If there are say 4 controllers, sitting next to each other, you can probably use an instruction that copies a 32 bit value, and copy 4 bytes to ram. If that copy takes 3 cycles (and the cpu has no fancy modern prediction), that would be 11 MB/s or 90mbit/s, modern lower-midrange internet speeds.
notyetEdit:
https://bgb.bircd.org/pandocs.htm#joypadinput
This info here seems to state we can only read 4 of the 8 buttons of gameboy controllers at a time, not 8. Also we might have to poll them and wait. Assuming the waiting is only for physical button debouncing reasons and not needed when you pump electric signals into a controller or mechanically operate it very rigidly, and assuming we can select one half and just keep reading, and taking the 4 controllers it mwntions in the text, that leaves 45mbit.
The data might have to be densified after writing, or there might be instructions that can do it in-flight without soowing the operation.
actualEdit:
Plain GB only has 1 controller, and the cpu only has 4.194304 (later fancier GBs had a mode to double that).

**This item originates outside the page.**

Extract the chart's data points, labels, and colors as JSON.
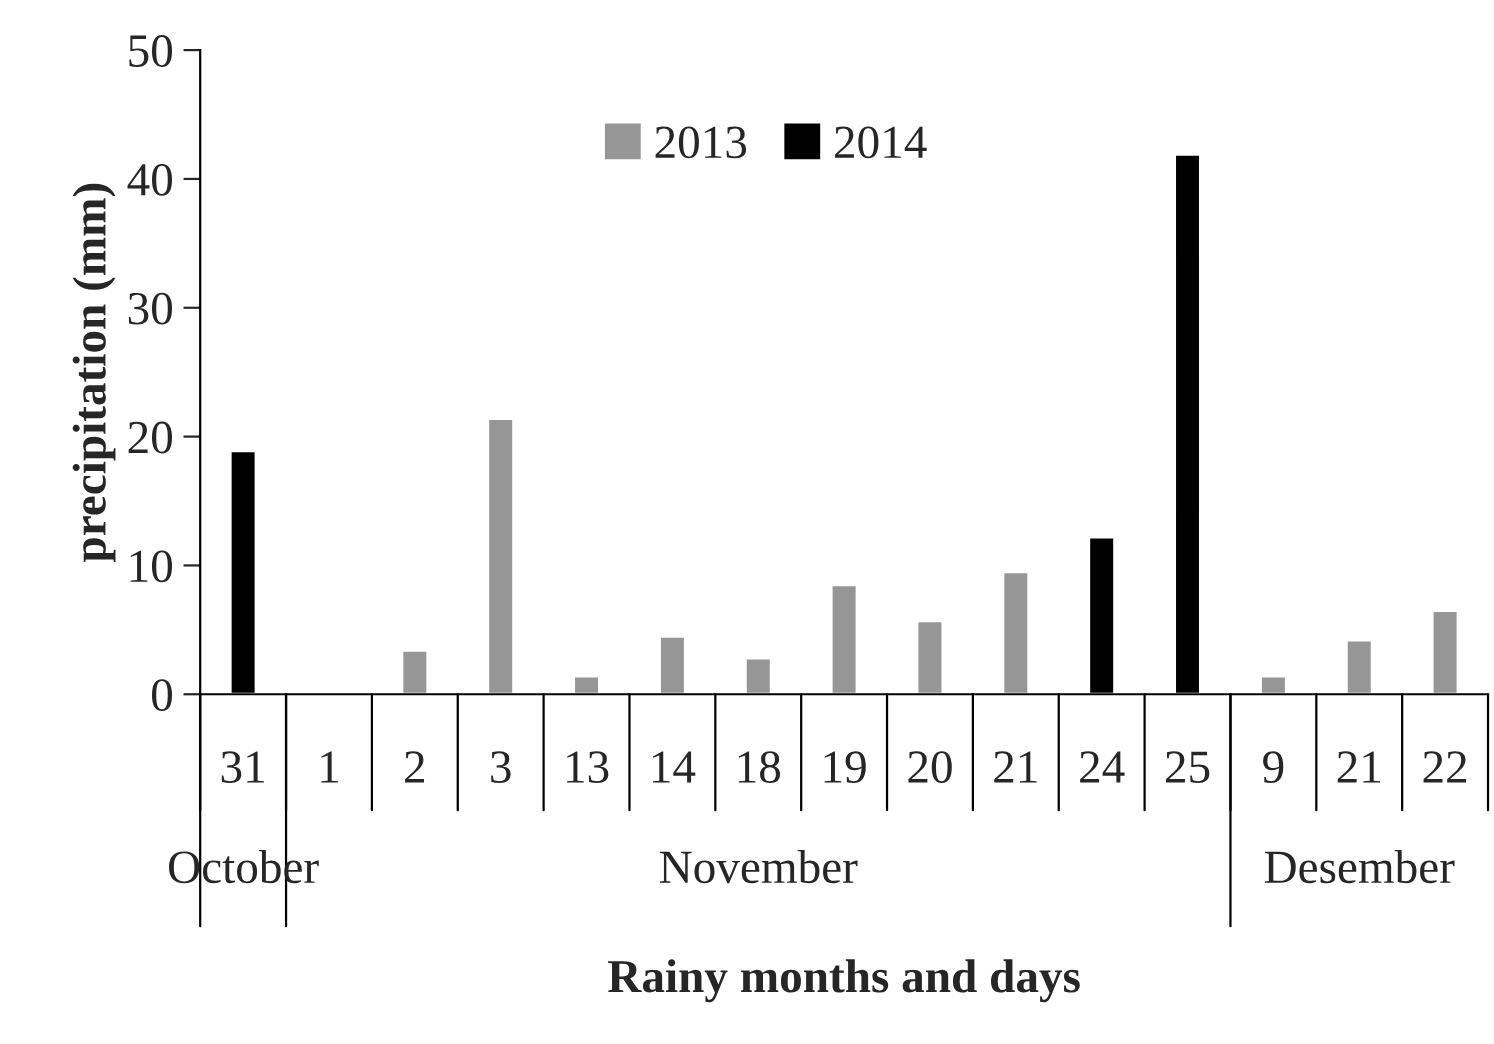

Having only 1 controller doesn't really make it worse anyway, because the cpu is 8 bit with some limited 16 bit functionality. The insteuction to read from io memory and copy to ram, F2, takes 8 cycles. So I think that means we can do at most 2mbit/s, potentially less depending on how the assembly can be coded up. Definitely upper "the internet doesn't work" speed territory.
Thank you! The day I can give somebody an answer on this level will be the day that I am content with life.
...I was totally expecting DOOM.
Extremely entertaining and impressive
Yeah. If I could brag about doing this on my free time, I'd be a happy person.